This information should not be considered a substitute for veterinarian advice. Please consult with your veterinarian about specific pet vaccines and potential side effects.
Diseases Protected From Pet Vaccines
Whether you have a new puppy or kitten, or you have had a pet for quite some time, inevitably the topic of immunization comes up at your veterinarian’s office. The main purpose of vaccines is to protect your dog or cat from diseases such as:
• Canine parvovirus
• Canine distemper virus
• Canine adenovirus
• Hepatitis virus
• Feline panleukpenia or feline parvo
• FIV – feline AIDS
Spread The Vaccines Out
While vaccination is usually quite safe, side effects can occur and even be life-threatening. One of the most common emergency veterinarian cases are from people who bring their puppy or kitten in that has recently been vaccinated. Most of them reported how they just wanted to sleep, were lethargic, loss their appetite and were hot to the touch.
All of this occurs because their young bodies are trying to fight off the live virus that was just injected into them, along with other reactive additives known as adjuvants – that enhance the immune response. It is very similar to how you feel when you are fighting the flu. This can occur when puppies and kittens have been given a large number of vaccines such as feline panleukopenia, chlamydia immunization, feline calicivirus vaccine, feline leukemia, felines AIDS injection and a rabies vaccine. Ask your veterinarian about spreading out these injections if that is an option.
One of the best things you can do after any vaccination is make sure they have a nice, warm place to rest with plenty of water. Give them some strong-smelling food such as fish for cats and chicken for puppies to tempt them to eat. If they are eating and drinking enough fluid, that is a good sign, however if not, they can dehydrate quickly. Contact your vet immediately if your puppy or kitten continues not to eat or drink enough after being immunized.

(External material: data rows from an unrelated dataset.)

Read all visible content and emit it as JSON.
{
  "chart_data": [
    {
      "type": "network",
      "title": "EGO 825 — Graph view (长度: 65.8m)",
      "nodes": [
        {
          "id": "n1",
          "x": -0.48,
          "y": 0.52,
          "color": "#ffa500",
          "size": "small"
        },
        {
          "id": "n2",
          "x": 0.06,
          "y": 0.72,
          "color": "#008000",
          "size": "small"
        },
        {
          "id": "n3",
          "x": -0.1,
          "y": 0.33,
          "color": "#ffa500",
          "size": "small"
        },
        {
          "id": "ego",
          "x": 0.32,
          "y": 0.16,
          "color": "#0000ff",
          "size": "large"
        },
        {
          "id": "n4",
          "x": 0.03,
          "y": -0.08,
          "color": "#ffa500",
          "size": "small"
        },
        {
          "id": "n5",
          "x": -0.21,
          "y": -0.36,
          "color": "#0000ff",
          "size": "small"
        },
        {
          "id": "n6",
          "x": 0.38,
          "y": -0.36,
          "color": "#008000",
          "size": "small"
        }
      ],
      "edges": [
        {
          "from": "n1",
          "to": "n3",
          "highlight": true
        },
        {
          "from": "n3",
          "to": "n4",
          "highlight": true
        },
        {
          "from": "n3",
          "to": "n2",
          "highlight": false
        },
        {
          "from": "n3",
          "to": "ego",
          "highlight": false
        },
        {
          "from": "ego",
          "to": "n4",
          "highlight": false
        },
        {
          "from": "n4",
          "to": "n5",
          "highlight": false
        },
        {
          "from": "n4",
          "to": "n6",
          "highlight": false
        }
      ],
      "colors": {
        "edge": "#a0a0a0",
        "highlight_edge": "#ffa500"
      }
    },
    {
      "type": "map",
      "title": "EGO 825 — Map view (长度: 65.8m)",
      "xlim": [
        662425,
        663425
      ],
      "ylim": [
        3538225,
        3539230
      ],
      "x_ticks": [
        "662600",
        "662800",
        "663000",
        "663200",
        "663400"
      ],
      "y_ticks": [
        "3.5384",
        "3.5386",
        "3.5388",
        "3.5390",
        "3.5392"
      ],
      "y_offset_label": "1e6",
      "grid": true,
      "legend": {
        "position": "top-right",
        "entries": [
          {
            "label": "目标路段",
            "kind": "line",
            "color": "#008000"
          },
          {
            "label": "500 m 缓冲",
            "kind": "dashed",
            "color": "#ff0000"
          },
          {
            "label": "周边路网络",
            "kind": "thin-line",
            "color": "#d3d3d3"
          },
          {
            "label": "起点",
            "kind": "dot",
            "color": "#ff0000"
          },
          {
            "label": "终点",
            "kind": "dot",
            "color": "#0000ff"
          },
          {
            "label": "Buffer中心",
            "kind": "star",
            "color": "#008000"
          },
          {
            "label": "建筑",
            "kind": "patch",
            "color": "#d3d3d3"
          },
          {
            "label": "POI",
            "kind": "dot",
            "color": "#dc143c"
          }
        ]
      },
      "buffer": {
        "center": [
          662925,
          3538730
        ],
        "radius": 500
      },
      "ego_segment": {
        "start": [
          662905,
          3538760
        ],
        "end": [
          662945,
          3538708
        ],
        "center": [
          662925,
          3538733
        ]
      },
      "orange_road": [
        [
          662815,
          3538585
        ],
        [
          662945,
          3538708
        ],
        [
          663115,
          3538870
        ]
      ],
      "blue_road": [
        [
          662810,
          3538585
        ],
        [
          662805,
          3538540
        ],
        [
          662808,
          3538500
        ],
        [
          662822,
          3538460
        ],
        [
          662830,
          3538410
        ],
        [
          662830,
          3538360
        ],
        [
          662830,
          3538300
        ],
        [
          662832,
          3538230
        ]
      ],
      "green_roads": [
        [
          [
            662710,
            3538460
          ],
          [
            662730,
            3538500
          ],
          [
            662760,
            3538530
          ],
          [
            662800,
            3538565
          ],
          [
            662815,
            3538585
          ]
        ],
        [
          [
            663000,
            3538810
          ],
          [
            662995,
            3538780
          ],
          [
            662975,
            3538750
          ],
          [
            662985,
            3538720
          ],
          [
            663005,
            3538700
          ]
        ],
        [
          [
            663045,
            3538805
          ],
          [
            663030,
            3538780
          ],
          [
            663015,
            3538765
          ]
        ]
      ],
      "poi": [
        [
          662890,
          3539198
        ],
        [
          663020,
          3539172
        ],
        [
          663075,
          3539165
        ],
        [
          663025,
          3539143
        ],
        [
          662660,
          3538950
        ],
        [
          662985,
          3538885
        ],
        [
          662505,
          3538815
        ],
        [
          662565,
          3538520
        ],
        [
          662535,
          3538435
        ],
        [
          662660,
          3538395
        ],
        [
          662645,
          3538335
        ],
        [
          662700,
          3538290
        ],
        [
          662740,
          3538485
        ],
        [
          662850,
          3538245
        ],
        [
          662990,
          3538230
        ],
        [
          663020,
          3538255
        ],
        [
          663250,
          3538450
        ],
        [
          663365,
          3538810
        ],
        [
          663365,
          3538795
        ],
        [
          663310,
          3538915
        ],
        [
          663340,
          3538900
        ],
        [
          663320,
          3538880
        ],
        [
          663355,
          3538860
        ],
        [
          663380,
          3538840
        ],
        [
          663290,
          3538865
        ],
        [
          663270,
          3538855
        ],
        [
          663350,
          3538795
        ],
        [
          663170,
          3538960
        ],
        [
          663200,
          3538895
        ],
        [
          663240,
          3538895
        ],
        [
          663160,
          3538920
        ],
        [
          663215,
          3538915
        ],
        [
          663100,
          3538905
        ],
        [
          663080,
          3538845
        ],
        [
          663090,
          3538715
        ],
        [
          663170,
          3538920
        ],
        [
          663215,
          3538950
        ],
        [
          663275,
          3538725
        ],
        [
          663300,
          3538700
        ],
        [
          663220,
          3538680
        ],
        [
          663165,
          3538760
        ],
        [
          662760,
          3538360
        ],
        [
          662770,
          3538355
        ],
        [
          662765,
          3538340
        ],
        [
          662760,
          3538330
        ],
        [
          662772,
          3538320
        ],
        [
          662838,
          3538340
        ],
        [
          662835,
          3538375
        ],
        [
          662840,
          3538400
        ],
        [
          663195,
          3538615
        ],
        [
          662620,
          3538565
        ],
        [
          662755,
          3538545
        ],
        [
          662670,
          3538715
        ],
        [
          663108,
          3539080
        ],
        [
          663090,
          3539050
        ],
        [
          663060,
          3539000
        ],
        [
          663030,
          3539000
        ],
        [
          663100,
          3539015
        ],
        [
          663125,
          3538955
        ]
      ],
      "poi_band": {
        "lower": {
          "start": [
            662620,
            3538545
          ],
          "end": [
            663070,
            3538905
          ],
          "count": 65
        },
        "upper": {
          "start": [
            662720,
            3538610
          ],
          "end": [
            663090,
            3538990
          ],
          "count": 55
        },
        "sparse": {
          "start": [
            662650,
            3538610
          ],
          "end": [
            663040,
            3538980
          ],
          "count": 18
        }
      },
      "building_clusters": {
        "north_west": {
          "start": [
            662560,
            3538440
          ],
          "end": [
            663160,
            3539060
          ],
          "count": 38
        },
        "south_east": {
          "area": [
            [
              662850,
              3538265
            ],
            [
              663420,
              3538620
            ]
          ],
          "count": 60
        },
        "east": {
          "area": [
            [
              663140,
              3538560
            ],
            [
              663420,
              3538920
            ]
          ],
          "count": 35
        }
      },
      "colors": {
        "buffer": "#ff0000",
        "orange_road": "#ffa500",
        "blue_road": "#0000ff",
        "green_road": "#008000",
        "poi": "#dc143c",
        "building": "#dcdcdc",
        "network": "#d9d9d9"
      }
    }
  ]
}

Keep in mind that the injection site may hurt after being vaccinated. It can be red, painful and swollen. Be careful when petting your puppy or kitten in the neck or head area as it may provoke a cry or growl. You could get scratched or bitten, so be gentle and careful where you touch them. Some vaccines are given in their hind legs and can also be painful to the touch.
Additional Side Effects of Pet Vaccines
Contact your veterinarian if you notice any of the following symptoms:
• A large lump forms or appears to be getting larger
• Appetite worsens
• Hair loss
• Coughing or sneezing
• Rapid heart rate
• Swelling of the face and/or throat
• Difficulty breathing
Any vaccine has the potential for causing a reaction. Ask your veterinarian about the type of vaccine that is required for your pet and any reaction to watch out for. Please note that ‘killed’ vaccines are more likely to cause a reaction than the ‘live’ vaccines. This is because the killed vaccines contain additives that stimulate a strong immune reaction in the body. Talk to your veterinarian about each and every vaccine and make sure you are not over-immunizing your pet.